Chan rouses us at 6 AM to prepare for arrival in Chang Mai scheduled for 6:30. Just time to make it to the communal sink at the end of the car to spash some water on our faces, grab a quick cup of coffee in the dining car and get ready to dismount. We clear the station and load aboard songthaews (pick up trucks) and head for the Prince Hotel where we will spend one night before proceeding on the hill trek. The Prince is the equal of the Trang in most aspects. All the requisites for a travelers needs without being overly fancy. We spend the day exploring the city, swimming in the pool, shopping the stores. Chang Mai is quite large, second to Bangkok, but is laid out so it’s easy to get around without getting completely lost. I spent the day hoofing the streets and shopping for a pair of long hiking trousers, the one item I inadvertently left with my gear stored in Bangkok. I had brought the zip off type and found to my dismay that the lower halfs didn’t make the journey north. Several shops and four bucks later I had a very nice pair that the gang joked about as being so full of pockets I didn’t need a backpack. Some truth to that as I never really could remember which pocket held my normal assortment of stuff one carries in their trousers. I warned them that Father Time would catch up with them too one of these days.
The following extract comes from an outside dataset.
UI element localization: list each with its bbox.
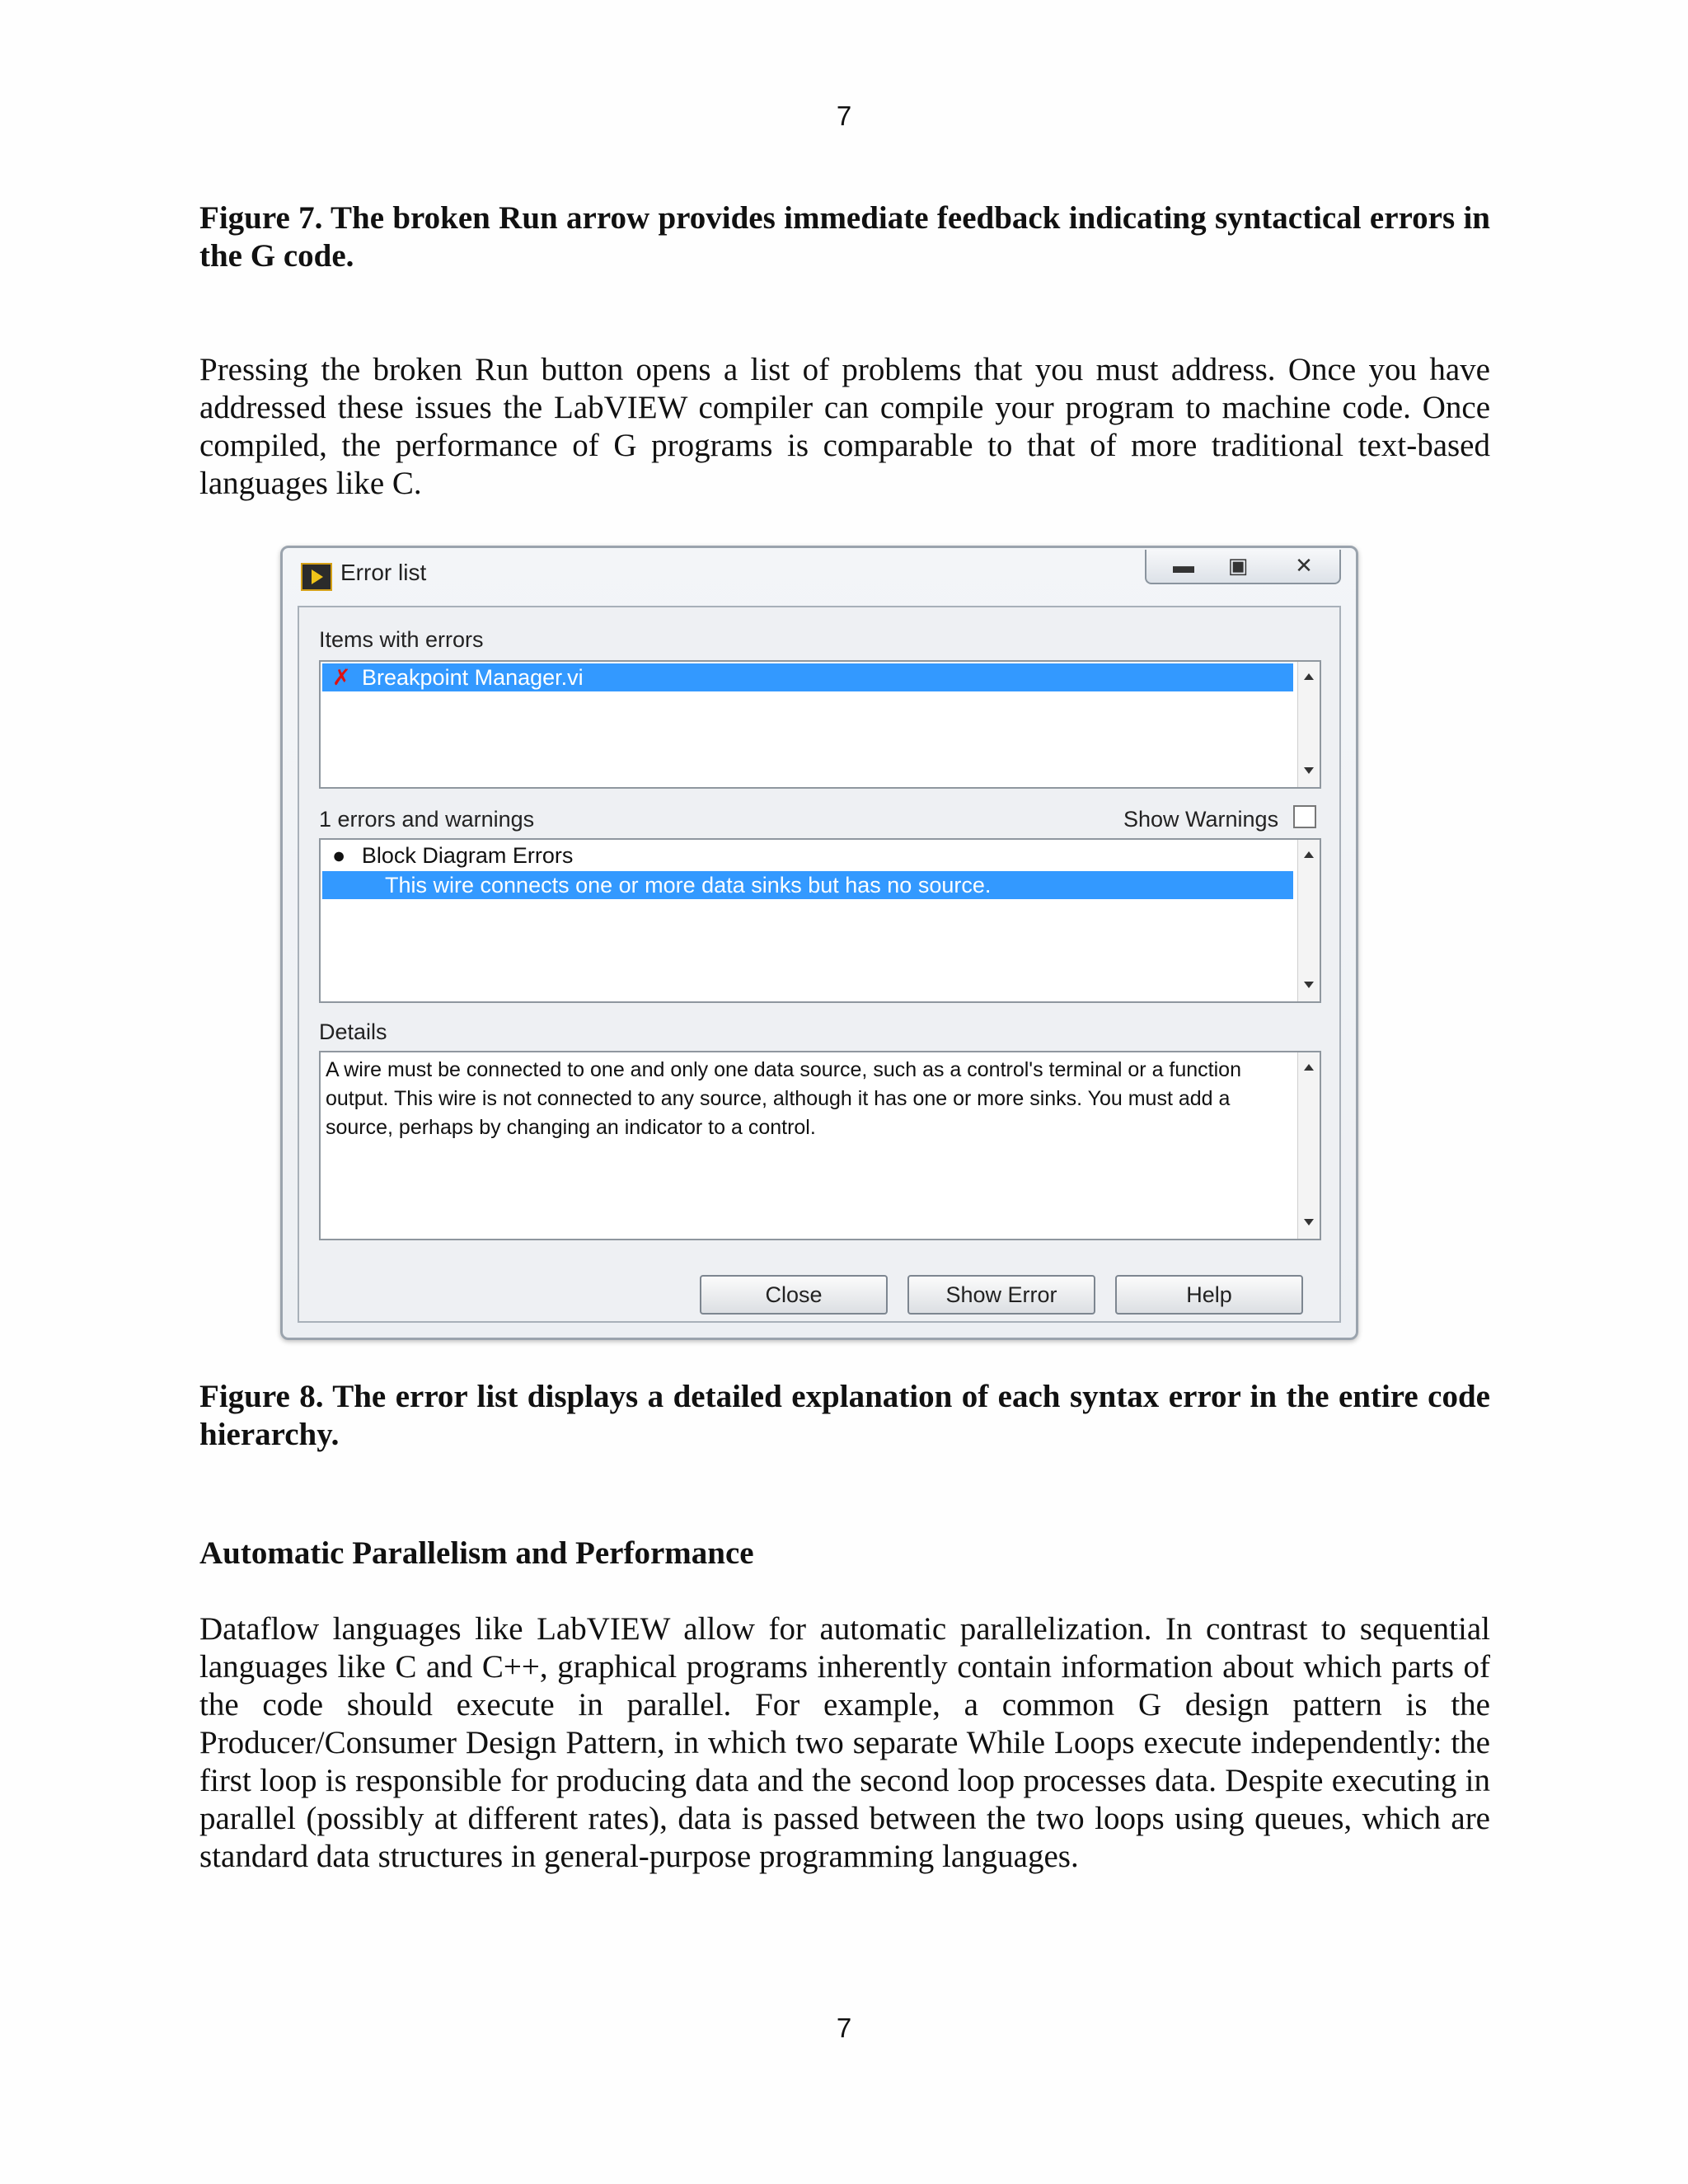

That evening Chan arranged to take us all to a special Thai dinner and show.  We were to meet in the lobby at a certain time that apparently failed to register in my feeble brain and the group piled into Songthaews and left without me...not realizing that I wasn't there.  I showed up a few minutes later and no one was in the lobby.  I hung around for a while thinking I had gotten the time wrong and then the phone rang.  It was good ol' Chan looking for his missing member.  He came back for me on a motorcycle and I must say I got an unexpected added thrill for the day riding shotgun on the back and hanging on to Chan for dear life as he streaked through Chang Mai and out to the restaurant on the outskirts of town. I'm sure he is an excellent driver but it is a bit unnerving to be on a motorcycle tailgaiting other traffic at about a foot or less intervals and passing between parallel moving vehicles.  As we used to say in Vietnam when a round landed uncomfortably close, "only the laundry lady will know how close that one came." 
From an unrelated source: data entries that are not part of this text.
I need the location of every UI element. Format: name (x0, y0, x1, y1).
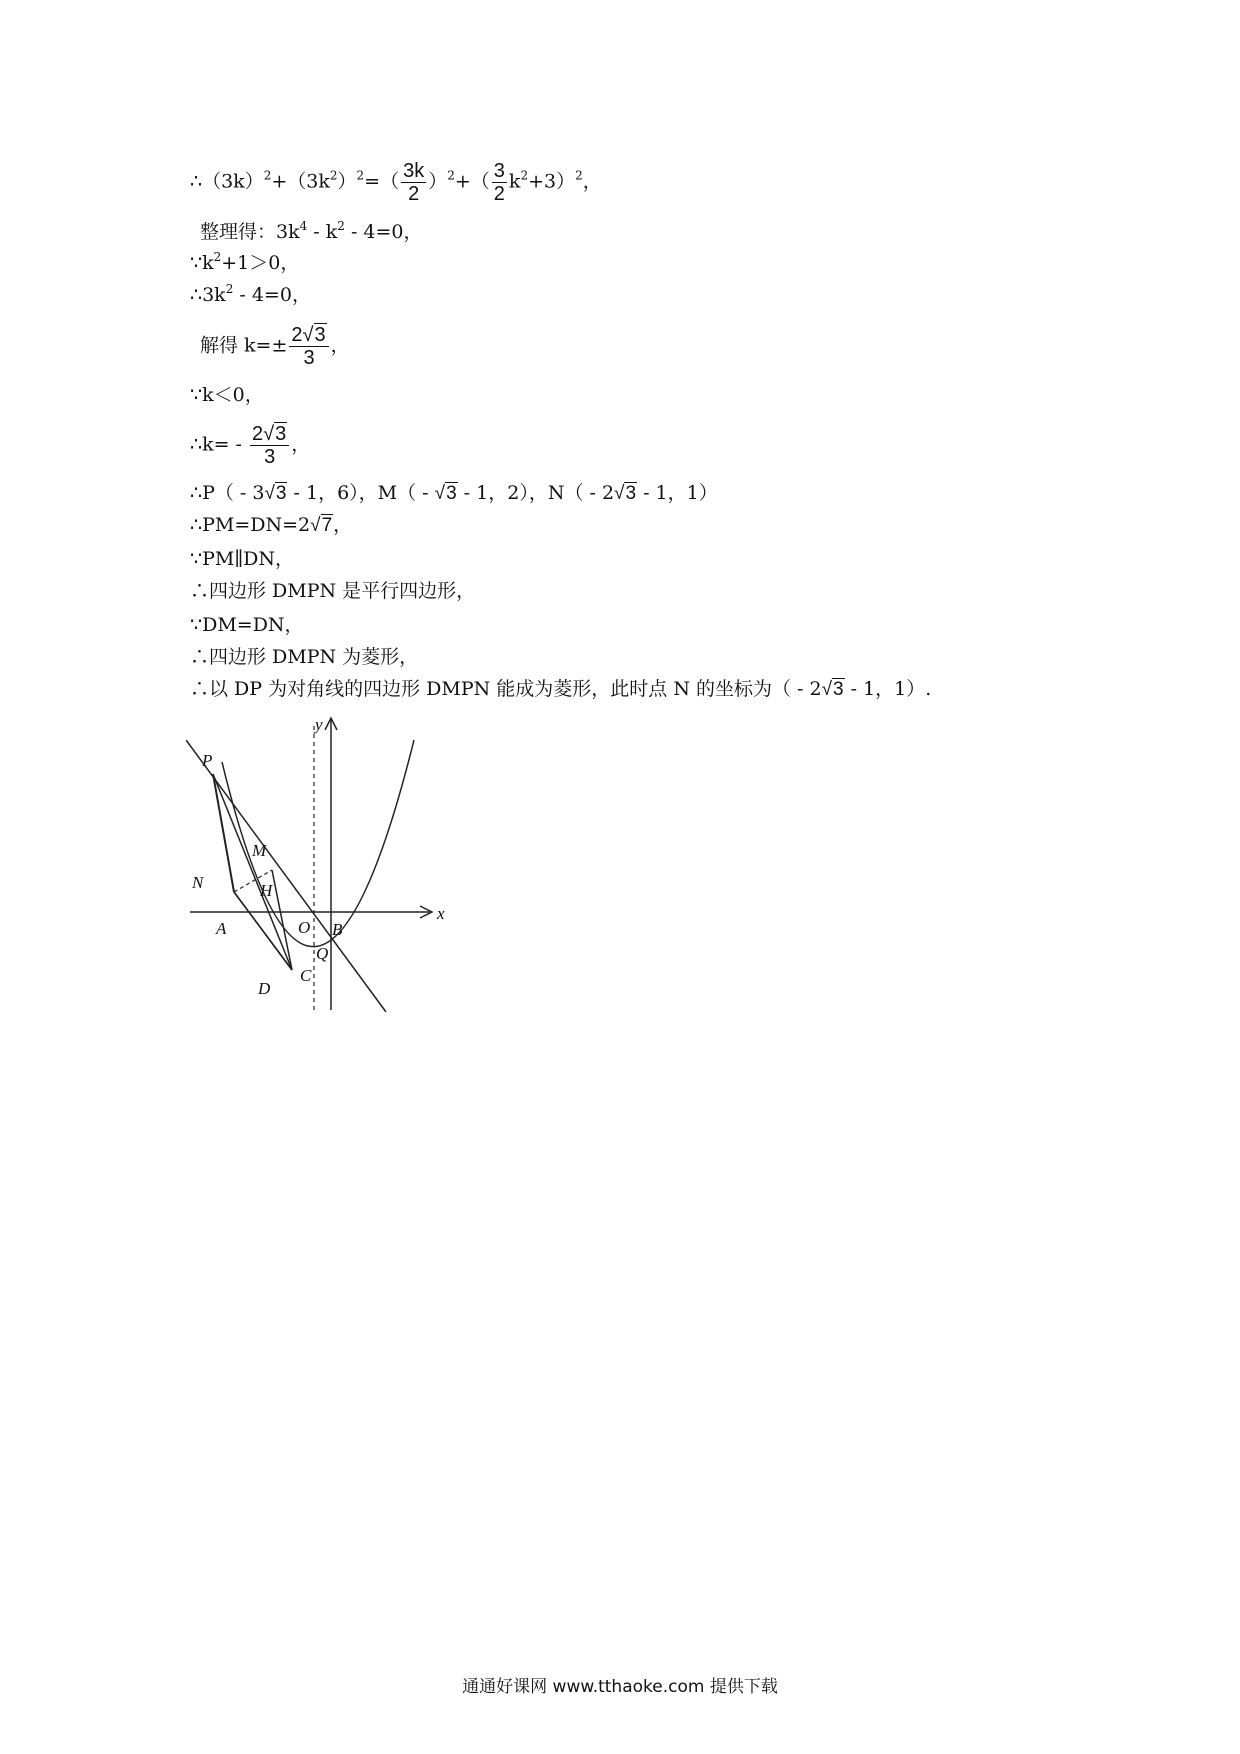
segment-MD (272, 870, 292, 970)
equation-line-6: ∵k＜0， (190, 384, 264, 406)
label-Q: Q (316, 944, 329, 963)
label-O: O (298, 918, 311, 937)
label-A: A (216, 919, 227, 938)
label-x: x (437, 904, 445, 923)
label-N: N (192, 873, 204, 892)
fraction-2sqrt3-over-3: $\frac{2√3}{3}$ (289, 324, 328, 369)
label-M: M (252, 841, 267, 860)
equation-line-5: 解得 k=± $\frac{2√3}{3}$ ， (200, 324, 350, 369)
fraction-3k-over-2: $\frac{3k}{2}$ (403, 160, 425, 205)
fraction-3-over-2: $\frac{3}{2}$ (493, 160, 505, 205)
label-P: P (202, 751, 213, 770)
segment-AD (234, 892, 292, 970)
label-D: D (258, 979, 271, 998)
equation-line-12: ∵DM=DN， (190, 614, 304, 636)
equation-line-8: ∴P（ - 3√3 - 1，6），M（ - √3 - 1，2），N（ - 2√3 - 1，1） (190, 482, 718, 504)
equation-line-11: ∴四边形 DMPN 是平行四边形， (190, 580, 476, 602)
footer-credit: 通通好课网 www.tthaoke.com 提供下载 (462, 1677, 778, 1697)
equation-line-3: $\because k^2+1>0$， (190, 250, 300, 274)
label-C: C (300, 966, 312, 985)
equation-line-14: ∴以 DP 为对角线的四边形 DMPN 能成为菱形，此时点 N 的坐标为（ - 2√3 - 1，1）. (190, 678, 932, 700)
equation-line-7: ∴k= - $\frac{2√3}{3}$ ， (190, 423, 311, 468)
segment-PD (213, 774, 292, 970)
label-B: B (332, 920, 343, 939)
fraction-neg-2sqrt3-over-3: $\frac{2√3}{3}$ (250, 423, 289, 468)
equation-line-13: ∴四边形 DMPN 为菱形， (190, 646, 419, 668)
equation-line-2: 整理得：$3k^4 - k^2 - 4=0$， (200, 219, 423, 243)
equation-line-4: $\therefore 3k^2 - 4=0$， (190, 282, 311, 306)
equation-line-1: $\therefore(3k)^2+(3k^2)^2=$（ $\frac{3k}{2}$ ）$^2$+（ $\frac{3}{2}$ $k^2+3)^2$， (190, 160, 602, 205)
equation-line-10: ∵PM∥DN， (190, 548, 294, 570)
equation-line-9: ∴PM=DN=2√7， (190, 514, 353, 536)
label-H: H (260, 881, 273, 900)
parabola-figure (186, 712, 456, 1012)
label-y: y (315, 715, 323, 734)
We are up early the next day and climb aboard Songthaews, pick-up trucks with sideways board seats in the back, six passengers and gear per truck. We head north out of Chang Mai and the first part of the trip is on a major highway. The air is whipping through the back of the truck and whoops, there goes my new hat flying out the back…the special hat that Kimberly gave me. It had two bright LED lights in the edge of the bill and a hidden switch that really illuminated the darkness…just the thing for finding an outhouse in the wee hours of the night. I banged on the cab and got the driver to go back but the hat had disappeared in the meantime. Most likely a motorcyclist had seen it flying and grabbed it before we could find a turnaround. I was beginning to wonder what else I would be losing before the day was over. We are headed up toward the second highest mountain in Thailand and after what seemed an eternity in the back of the Songthaews we dismount at a small store where we grab some snacks that suffice for lunch. Here we meet our native guides who will lead us up to the first nights camp at a Lisu tribal village. The trek takes a little less than 3 hours but mostly up hill and the pace is brisk. We stop intermittently to view something the guides point out. Edible plants, curious views and sights of the mountains. I notice that the chatter really drops off and the breathing gets heavier. At the stops I just about get my breathing back to normal and we are off again on the uphill trek.

A view of the mountains.....and the trekkers.








Note the bamboo walking stick I’m leaning on. The Lisu guide cut it for me saying, "Here Papa, you will need this." I think it saved me from a couple of slips and potential falls.











 I'd like to think the girls would be ready to catch me if I stumble but that would be a stretch.